Yellowknife (Mar 10/06) - Puzzled by the warm weather? So are the meteorologists.

From December to February, Canada experienced the warmest winter on record. Yellowknife is at ground zero.

NNSL Photo/graphic

The region from the Beaufort down through Great Slave Lake and into Northern Saskatchewan logged the biggest change anywhere in the country, with average temperatures rising more than seven degrees above normal for months.

Researchers with Environment Canada's Meteorological Service compared recent information with data dating back to 1948.

"I've seen warm and exceedingly warm (weather) over the Arctic in the winter, but I have never seen such a pattern," said Yvonne Bilan-Wallace, an Edmonton-based Warning Preparedness Meteorologist with Environment Canada. "The weather didn't set up as it normally would in the wintertime."

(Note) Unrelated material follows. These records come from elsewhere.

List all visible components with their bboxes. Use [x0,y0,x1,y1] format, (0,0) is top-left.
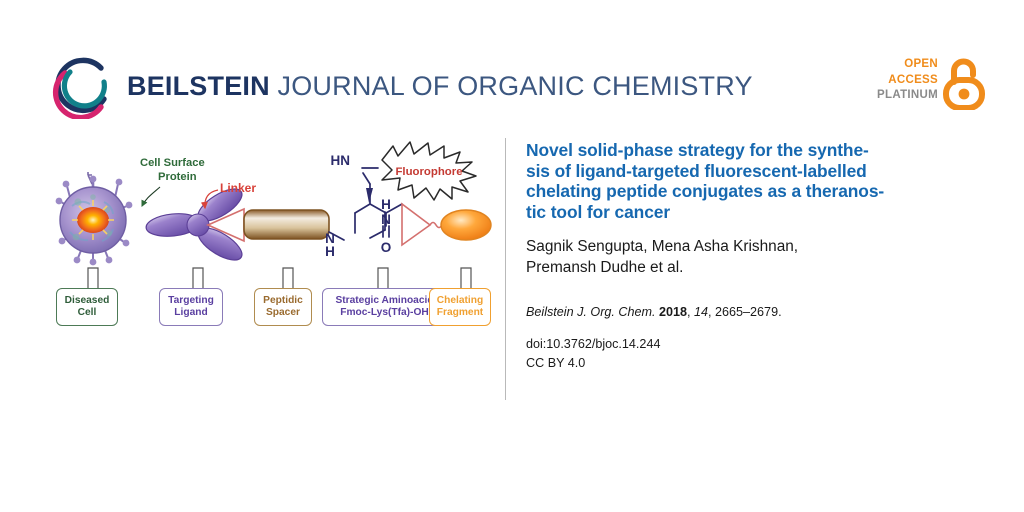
cell-surface-protein-annotation: Cell Surface Protein [140,157,205,206]
legend-diseased-cell-line2: Cell [65,307,110,319]
legend-box-chelating-fragment: Chelating Fragment [429,288,491,326]
legend-box-targeting-ligand: Targeting Ligand [159,288,223,326]
beilstein-logo-icon [52,57,114,119]
chelating-fragment-graphic [441,210,491,240]
citation-year: 2018 [659,305,687,319]
atom-label-h-lower: H [325,244,335,259]
atom-label-h-amide: H [381,197,391,212]
targeting-ligand-graphic [145,183,247,266]
legend-targeting-ligand-line1: Targeting [168,295,214,307]
stereocenter-wedge [366,188,373,203]
legend-diseased-cell-line1: Diseased [65,295,110,307]
journal-name-rest: JOURNAL OF ORGANIC CHEMISTRY [278,71,753,101]
journal-brand: BEILSTEIN [127,71,270,101]
open-access-text: OPEN ACCESS PLATINUM [872,57,938,104]
cell-surface-protein-label-line2: Protein [158,171,197,183]
strategic-aminoacid-structure [329,168,385,240]
article-title-line-4: tic tool for cancer [526,202,670,222]
atom-label-n-amide: N [381,212,391,227]
legend-box-peptidic-spacer: Peptidic Spacer [254,288,312,326]
open-lock-icon [942,58,986,110]
journal-title: BEILSTEIN JOURNAL OF ORGANIC CHEMISTRY [127,70,753,102]
legend-chelating-fragment-line1: Chelating [437,295,483,307]
citation-volume: 14 [694,305,708,319]
legend-box-diseased-cell: Diseased Cell [56,288,118,326]
article-license[interactable]: CC BY 4.0 [526,354,978,372]
citation-journal: Beilstein J. Org. Chem. [526,305,655,319]
legend-strategic-aminoacid-line2: Fmoc-Lys(Tfa)-OH [335,307,433,319]
authors-line-2: Premansh Dudhe et al. [526,259,683,276]
article-info-column: Novel solid-phase strategy for the synth… [526,140,978,372]
cell-surface-protein-arrow [142,187,160,206]
fluorophore-starburst: Fluorophore [382,142,476,200]
article-citation: Beilstein J. Org. Chem. 2018, 14, 2665–2… [526,304,978,321]
citation-pages: 2665–2679. [715,305,782,319]
article-teaser-page: BEILSTEIN JOURNAL OF ORGANIC CHEMISTRY O… [0,0,1024,512]
article-title[interactable]: Novel solid-phase strategy for the synth… [526,140,978,222]
legend-peptidic-spacer-line2: Spacer [263,307,303,319]
legend-targeting-ligand-line2: Ligand [168,307,214,319]
page-header: BEILSTEIN JOURNAL OF ORGANIC CHEMISTRY O… [0,0,1024,130]
linker-triangle-right [402,204,430,245]
open-access-badge: OPEN ACCESS PLATINUM [874,57,986,119]
cell-surface-protein-label-line1: Cell Surface [140,157,205,169]
article-authors: Sagnik Sengupta, Mena Asha Krishnan, Pre… [526,236,978,278]
peptidic-spacer-bar [244,210,329,239]
abstract-legend-boxes: Diseased Cell Targeting Ligand Peptidic … [48,288,493,332]
open-access-line-2: ACCESS [872,73,938,89]
diseased-cell-graphic [56,172,133,265]
article-title-line-3: chelating peptide conjugates as a theran… [526,181,884,201]
column-divider [505,138,506,400]
open-access-line-1: OPEN [872,57,938,73]
open-access-line-3: PLATINUM [872,88,938,104]
authors-line-1: Sagnik Sengupta, Mena Asha Krishnan, [526,238,798,255]
article-title-line-1: Novel solid-phase strategy for the synth… [526,140,869,160]
article-doi[interactable]: doi:10.3762/bjoc.14.244 [526,335,978,353]
atom-label-o-carbonyl: O [381,240,392,255]
atom-label-hn: HN [331,153,351,168]
legend-strategic-aminoacid-line1: Strategic Aminoacid [335,295,433,307]
article-title-line-2: sis of ligand-targeted fluorescent-label… [526,161,867,181]
legend-peptidic-spacer-line1: Peptidic [263,295,303,307]
fluorophore-label: Fluorophore [395,166,462,178]
legend-chelating-fragment-line2: Fragment [437,307,483,319]
linker-label: Linker [220,181,256,195]
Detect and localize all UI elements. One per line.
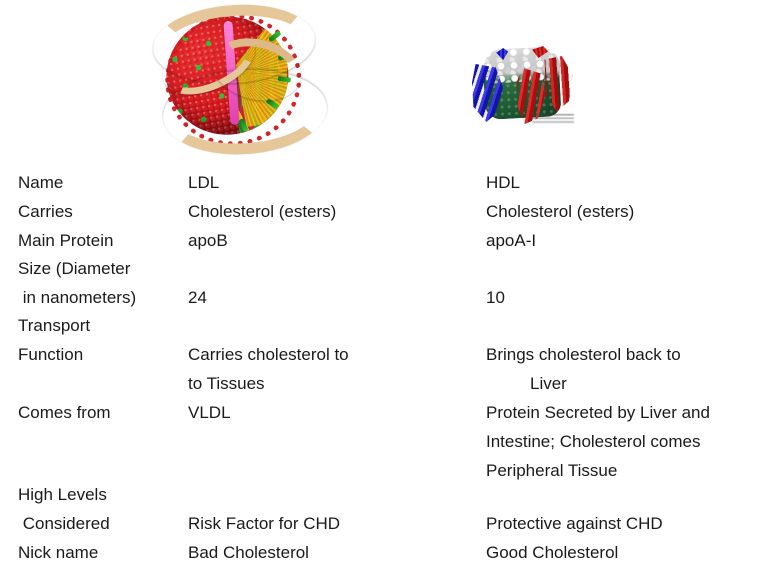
row-value-ldl-size: 24 (188, 285, 207, 311)
row-value-ldl-main-protein: apoB (188, 228, 228, 254)
row-label-carries: Carries (18, 199, 73, 225)
row-label-comes-from: Comes from (18, 400, 111, 426)
row-value-hdl-transport-line1: Brings cholesterol back to (486, 342, 681, 368)
row-label-name: Name (18, 170, 63, 196)
row-value-hdl-size: 10 (486, 285, 505, 311)
row-label-transport-line2: Function (18, 342, 83, 368)
hdl-image-credit (532, 114, 574, 123)
row-label-size-line2: in nanometers) (18, 285, 136, 311)
ldl-particle-image (160, 8, 302, 138)
row-label-high-levels-line2: Considered (18, 511, 110, 537)
row-value-ldl-comes-from: VLDL (188, 400, 231, 426)
row-label-high-levels-line1: High Levels (18, 482, 107, 508)
row-value-ldl-name: LDL (188, 170, 219, 196)
row-value-hdl-transport-line2: Liver (486, 371, 567, 397)
row-value-hdl-comes-from-line3: Peripheral Tissue (486, 458, 617, 484)
row-value-ldl-nick-name: Bad Cholesterol (188, 540, 309, 566)
row-label-transport-line1: Transport (18, 313, 90, 339)
row-value-hdl-comes-from-line2: Intestine; Cholesterol comes (486, 429, 701, 455)
ldl-particle-stage (150, 0, 312, 149)
row-value-ldl-transport-line1: Carries cholesterol to (188, 342, 349, 368)
row-value-ldl-high-levels: Risk Factor for CHD (188, 511, 340, 537)
row-label-size-line1: Size (Diameter (18, 256, 130, 282)
row-value-hdl-main-protein: apoA-I (486, 228, 536, 254)
row-label-nick-name: Nick name (18, 540, 98, 566)
row-value-ldl-transport-line2: to Tissues (188, 371, 265, 397)
row-value-hdl-name: HDL (486, 170, 520, 196)
row-value-hdl-comes-from-line1: Protein Secreted by Liver and (486, 400, 710, 426)
row-value-ldl-carries: Cholesterol (esters) (188, 199, 336, 225)
row-value-hdl-carries: Cholesterol (esters) (486, 199, 634, 225)
row-label-main-protein: Main Protein (18, 228, 113, 254)
hdl-molecule-image (470, 46, 576, 130)
row-value-hdl-high-levels: Protective against CHD (486, 511, 663, 537)
row-value-hdl-nick-name: Good Cholesterol (486, 540, 618, 566)
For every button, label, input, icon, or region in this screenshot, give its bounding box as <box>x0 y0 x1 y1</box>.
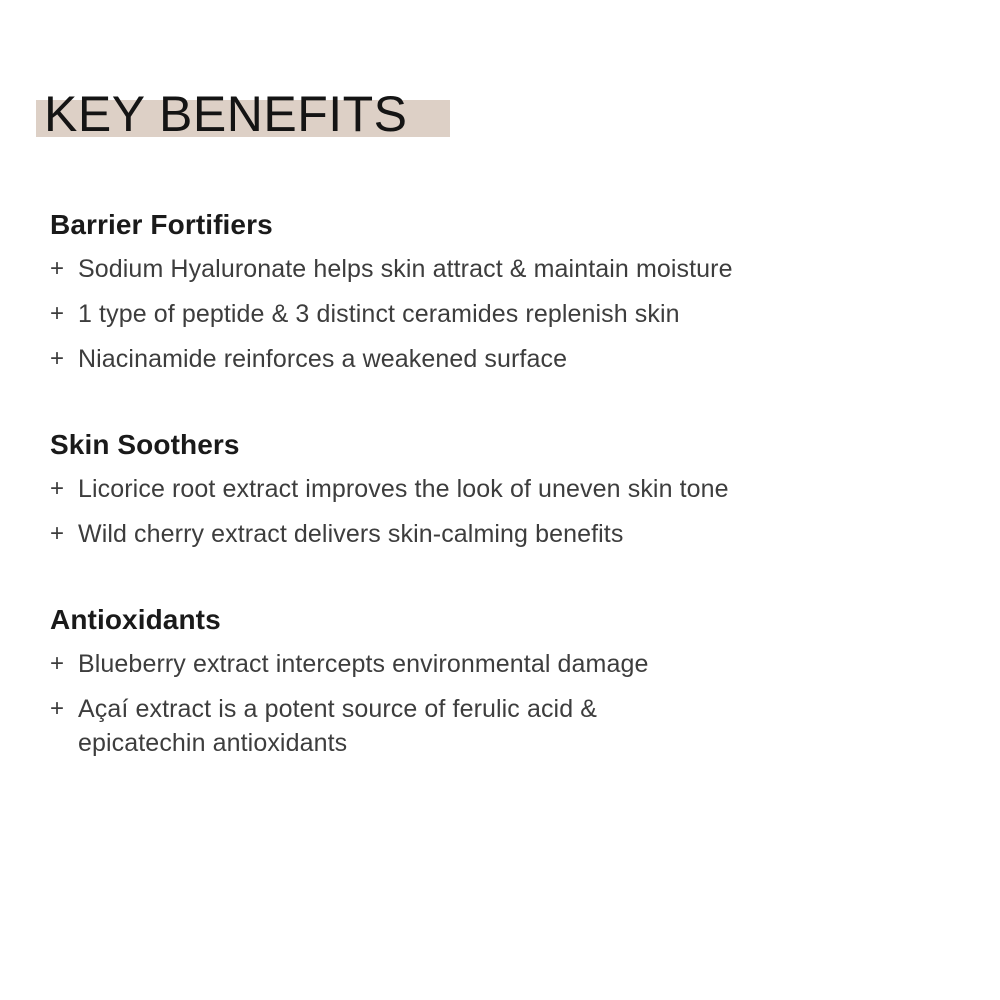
list-item: + Sodium Hyaluronate helps skin attract … <box>50 252 950 286</box>
plus-icon: + <box>50 297 78 331</box>
bullet-text: Niacinamide reinforces a weakened surfac… <box>78 342 950 376</box>
bullet-list: + Blueberry extract intercepts environme… <box>50 647 950 760</box>
plus-icon: + <box>50 342 78 376</box>
benefits-sections: Barrier Fortifiers + Sodium Hyaluronate … <box>50 208 950 760</box>
bullet-text: Licorice root extract improves the look … <box>78 472 950 506</box>
benefit-section: Antioxidants + Blueberry extract interce… <box>50 603 950 760</box>
plus-icon: + <box>50 472 78 506</box>
bullet-text: Wild cherry extract delivers skin-calmin… <box>78 517 950 551</box>
page-title: KEY BENEFITS <box>36 88 408 140</box>
list-item: + 1 type of peptide & 3 distinct ceramid… <box>50 297 950 331</box>
plus-icon: + <box>50 517 78 551</box>
bullet-text: Sodium Hyaluronate helps skin attract & … <box>78 252 950 286</box>
bullet-list: + Sodium Hyaluronate helps skin attract … <box>50 252 950 376</box>
key-benefits-page: KEY BENEFITS Barrier Fortifiers + Sodium… <box>0 0 1000 1000</box>
bullet-text: 1 type of peptide & 3 distinct ceramides… <box>78 297 950 331</box>
benefit-section: Barrier Fortifiers + Sodium Hyaluronate … <box>50 208 950 376</box>
section-heading: Antioxidants <box>50 603 950 637</box>
list-item: + Licorice root extract improves the loo… <box>50 472 950 506</box>
plus-icon: + <box>50 692 78 726</box>
list-item: + Blueberry extract intercepts environme… <box>50 647 950 681</box>
section-heading: Barrier Fortifiers <box>50 208 950 242</box>
bullet-list: + Licorice root extract improves the loo… <box>50 472 950 551</box>
list-item: + Wild cherry extract delivers skin-calm… <box>50 517 950 551</box>
benefit-section: Skin Soothers + Licorice root extract im… <box>50 428 950 551</box>
section-heading: Skin Soothers <box>50 428 950 462</box>
list-item: + Niacinamide reinforces a weakened surf… <box>50 342 950 376</box>
page-title-text: KEY BENEFITS <box>36 88 408 140</box>
bullet-text: Blueberry extract intercepts environment… <box>78 647 950 681</box>
plus-icon: + <box>50 252 78 286</box>
list-item: + Açaí extract is a potent source of fer… <box>50 692 950 760</box>
bullet-text: Açaí extract is a potent source of ferul… <box>78 692 718 760</box>
plus-icon: + <box>50 647 78 681</box>
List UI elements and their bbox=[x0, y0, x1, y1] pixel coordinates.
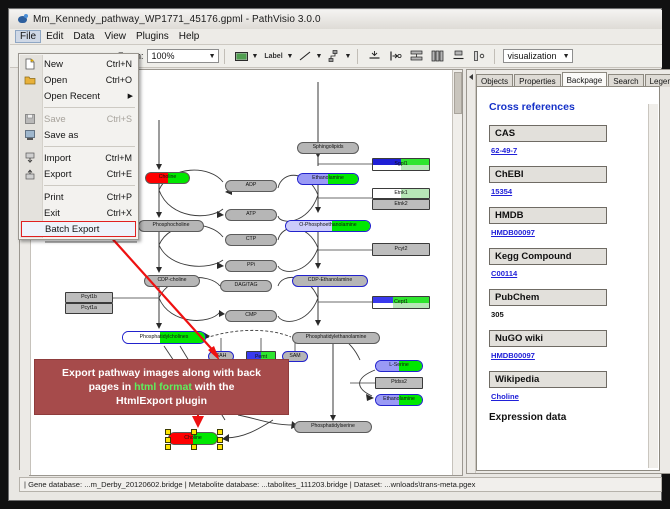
file-menu-item-export[interactable]: ExportCtrl+E bbox=[19, 166, 138, 182]
file-menu-item-accelerator: Ctrl+O bbox=[106, 75, 132, 85]
file-menu-item-accelerator: Ctrl+P bbox=[107, 192, 132, 202]
cross-reference-list: CAS62-49-7ChEBI15354HMDBHMDB00097Kegg Co… bbox=[477, 125, 659, 401]
file-menu-item-new[interactable]: NewCtrl+N bbox=[19, 56, 138, 72]
pathvisio-icon bbox=[16, 13, 29, 26]
align-left-icon[interactable] bbox=[387, 47, 405, 65]
menu-data[interactable]: Data bbox=[68, 30, 99, 43]
zoom-value: 100% bbox=[152, 51, 175, 61]
chevron-down-icon: ▼ bbox=[209, 53, 216, 60]
file-menu-item-label: Open Recent bbox=[44, 91, 100, 102]
menu-view[interactable]: View bbox=[99, 30, 131, 43]
sidebar-tabs: ObjectsPropertiesBackpageSearchLegend bbox=[476, 72, 669, 87]
file-menu-item-open-recent[interactable]: Open Recent▶ bbox=[19, 88, 138, 104]
visualization-combo[interactable]: visualization ▼ bbox=[503, 49, 573, 63]
file-menu-item-label: Save as bbox=[44, 130, 78, 141]
import-icon bbox=[24, 152, 37, 165]
stack-horizontal-icon[interactable] bbox=[429, 47, 447, 65]
menu-bar: File Edit Data View Plugins Help bbox=[10, 29, 662, 45]
new-file-icon bbox=[24, 58, 37, 71]
menu-edit[interactable]: Edit bbox=[41, 30, 68, 43]
label-tool[interactable]: Label bbox=[262, 47, 286, 65]
common-width-icon[interactable] bbox=[450, 47, 468, 65]
status-bar: | Gene database: ...m_Derby_20120602.bri… bbox=[19, 477, 662, 492]
annotation-line2-pre: pages in bbox=[89, 381, 135, 393]
file-menu-item-accelerator: Ctrl+N bbox=[106, 59, 132, 69]
expression-data-heading: Expression data bbox=[489, 412, 659, 423]
xref-value-hmdb[interactable]: HMDB00097 bbox=[491, 228, 659, 237]
backpage-panel: Cross references CAS62-49-7ChEBI15354HMD… bbox=[476, 86, 660, 471]
line-dropdown-icon[interactable]: ▼ bbox=[316, 53, 323, 60]
common-height-icon[interactable] bbox=[471, 47, 489, 65]
title-bar: Mm_Kennedy_pathway_WP1771_45176.gpml - P… bbox=[10, 10, 662, 30]
menu-separator bbox=[44, 185, 135, 186]
collapse-arrow-icon[interactable] bbox=[469, 74, 473, 80]
xref-value-kegg-compound[interactable]: C00114 bbox=[491, 269, 659, 278]
visualization-value: visualization bbox=[508, 51, 557, 61]
label-tool-text: Label bbox=[264, 53, 282, 60]
file-menu-item-label: Import bbox=[44, 153, 71, 164]
xref-value-nugo-wiki[interactable]: HMDB00097 bbox=[491, 351, 659, 360]
menu-separator bbox=[44, 146, 135, 147]
save-as-icon bbox=[24, 129, 37, 142]
line-tool[interactable] bbox=[297, 47, 315, 65]
file-menu-item-label: Open bbox=[44, 75, 67, 86]
file-menu-item-batch-export[interactable]: Batch Export bbox=[21, 221, 136, 237]
xref-label-nugo-wiki: NuGO wiki bbox=[489, 330, 607, 347]
file-menu-popup[interactable]: NewCtrl+NOpenCtrl+OOpen Recent▶SaveCtrl+… bbox=[18, 53, 139, 240]
xref-value-chebi[interactable]: 15354 bbox=[491, 187, 659, 196]
sidebar-gutter bbox=[467, 70, 476, 473]
file-menu-item-import[interactable]: ImportCtrl+M bbox=[19, 150, 138, 166]
receptor-dropdown-icon[interactable]: ▼ bbox=[345, 53, 352, 60]
application-window: Mm_Kennedy_pathway_WP1771_45176.gpml - P… bbox=[8, 8, 662, 501]
annotation-line1: Export pathway images along with back bbox=[62, 367, 261, 379]
file-menu-item-label: New bbox=[44, 59, 63, 70]
submenu-arrow-icon: ▶ bbox=[128, 92, 133, 100]
file-menu-item-exit[interactable]: ExitCtrl+X bbox=[19, 205, 138, 221]
menu-file[interactable]: File bbox=[15, 30, 41, 43]
xref-label-hmdb: HMDB bbox=[489, 207, 607, 224]
xref-label-wikipedia: Wikipedia bbox=[489, 371, 607, 388]
window-title: Mm_Kennedy_pathway_WP1771_45176.gpml - P… bbox=[33, 14, 321, 25]
menu-plugins[interactable]: Plugins bbox=[131, 30, 174, 43]
toolbar-separator-2 bbox=[357, 49, 358, 64]
file-menu-item-save-as[interactable]: Save as bbox=[19, 127, 138, 143]
zoom-combo[interactable]: 100% ▼ bbox=[147, 49, 219, 63]
xref-value-cas[interactable]: 62-49-7 bbox=[491, 146, 659, 155]
file-menu-item-accelerator: Ctrl+M bbox=[105, 153, 132, 163]
xref-value-wikipedia[interactable]: Choline bbox=[491, 392, 659, 401]
annotation-text: Export pathway images along with back pa… bbox=[56, 366, 267, 409]
file-menu-item-accelerator: Ctrl+E bbox=[107, 169, 132, 179]
annotation-highlight: html format bbox=[134, 381, 192, 393]
label-dropdown-icon[interactable]: ▼ bbox=[287, 53, 294, 60]
stack-vertical-icon[interactable] bbox=[408, 47, 426, 65]
xref-label-pubchem: PubChem bbox=[489, 289, 607, 306]
file-menu-item-print[interactable]: PrintCtrl+P bbox=[19, 189, 138, 205]
folder-open-icon bbox=[24, 74, 37, 87]
file-menu-item-save: SaveCtrl+S bbox=[19, 111, 138, 127]
file-menu-item-label: Exit bbox=[44, 208, 60, 219]
datanode-dropdown-icon[interactable]: ▼ bbox=[252, 53, 259, 60]
xref-label-chebi: ChEBI bbox=[489, 166, 607, 183]
file-menu-item-label: Print bbox=[44, 192, 64, 203]
sidebar-panel: ObjectsPropertiesBackpageSearchLegend Cr… bbox=[466, 69, 670, 474]
sidebar-scrollbar[interactable] bbox=[648, 104, 658, 468]
file-menu-item-label: Save bbox=[44, 114, 66, 125]
file-menu-item-label: Batch Export bbox=[45, 224, 99, 235]
annotation-line2-post: with the bbox=[192, 381, 235, 393]
receptor-tool[interactable] bbox=[326, 47, 344, 65]
menu-separator bbox=[44, 107, 135, 108]
xref-label-kegg-compound: Kegg Compound bbox=[489, 248, 607, 265]
status-text: | Gene database: ...m_Derby_20120602.bri… bbox=[24, 480, 475, 489]
cross-references-heading: Cross references bbox=[489, 101, 659, 113]
chevron-down-icon-2: ▼ bbox=[563, 53, 570, 60]
toolbar-separator-3 bbox=[494, 49, 495, 64]
file-menu-item-accelerator: Ctrl+S bbox=[107, 114, 132, 124]
save-icon bbox=[24, 113, 37, 126]
xref-label-cas: CAS bbox=[489, 125, 607, 142]
datanode-tool[interactable] bbox=[233, 47, 251, 65]
screen-background: Mm_Kennedy_pathway_WP1771_45176.gpml - P… bbox=[0, 0, 670, 509]
export-icon bbox=[24, 168, 37, 181]
xref-value-pubchem: 305 bbox=[491, 310, 659, 319]
toolbar-separator bbox=[224, 49, 225, 64]
file-menu-item-label: Export bbox=[44, 169, 71, 180]
annotation-line3: HtmlExport plugin bbox=[116, 395, 207, 407]
file-menu-item-open[interactable]: OpenCtrl+O bbox=[19, 72, 138, 88]
menu-help[interactable]: Help bbox=[174, 30, 205, 43]
annotation-callout: Export pathway images along with back pa… bbox=[34, 359, 289, 415]
align-top-icon[interactable] bbox=[366, 47, 384, 65]
sidebar-tab-backpage[interactable]: Backpage bbox=[562, 72, 608, 87]
file-menu-item-accelerator: Ctrl+X bbox=[107, 208, 132, 218]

Traditionally, a winter vortex of cold air forms above the Arctic islands or in northwestern Nunavut, sucking cold air down across the NWT.

This year, slow-moving mild air travelled up the Pacific coast from Vancouver, pumping the warm air into the Mackenzie Valley.

"Why the vortex itself didn't set up and why this persistent pattern from the Pacific set up I don't know," Bilan-Wallace said. "To say it's unprecedented would not be exaggerating."

Weather patterns are affected by what's happening in the oceans, the atmosphere and the upper atmosphere above the weather zone. The absence of the cold Arctic vortex will affect weather patterns in Ontario, Manitoba and Saskatchewan.

"I can't find any excuses this year to say why this particular pattern happened," she said.

"Meteorology is like having to put together a puzzle with 100 pieces and telling what that picture is going to look like using only 15 pieces. Meteorologists and climatologists don't have all the information that can tell us what the atmosphere is doing."

While above average temperatures in the region are still expected this weekend, the 30 day forecast and long range forecast call for below to near normal temperatures for the rest of the month and throughout the spring.

When asked if the warm Arctic winter weather represents a symptom of global climate change, Bilan-Wallace said it fits the model.

"One day, one season, one year does not mean a trend. However, what's happening is not unexpected to people who are studying the issue of climate change.

It's more pieces in the puzzle that may support the work and theories that climate change scientists have been looking at."

In the long term, changing weather patterns will affect the North.

"If this trend continues, of course there will be consequences," Bilan-Wallace said. "Anytime you have extreme weather it's going to impact in ways that aren't normal. That's really all I can say at this stage."

Art Barnes, Superintendent of the South Slave region for the GNWT Department of Transportation, has not observed any unusual deterioration of the ice crossing at Fort Providence.

"Right now the warmer temperatures are not manifesting into any significant changes out there," he said.

"We've had some warm weather, and if we get some really nasty warm weather it's going to impact us. But right now we're still OK."

It takes five to seven days of continuous 15C to 20C temperatures to significantly affect the crossing. In the past four decades the road has closed on April 20, except for the last five years, when it closed on April 18.

"What I've seen is that, almost in spite of what the winter weather does, that crossing lives up to its past record," Barnes said. "We're ever watchful for changes to that crossing because it's so important to our transportation system and the resupply of the community and industry."

Snowmobile routes are similarly unaffected by the extraordinary temperatures, according to Bruce Hewlko of the South Slave Snowmobile Association.

"The trails are rough but the lakes are in good shape and overflow is not really a problem," he said.

Snowmobile trails usually begin to deteriorate in early April.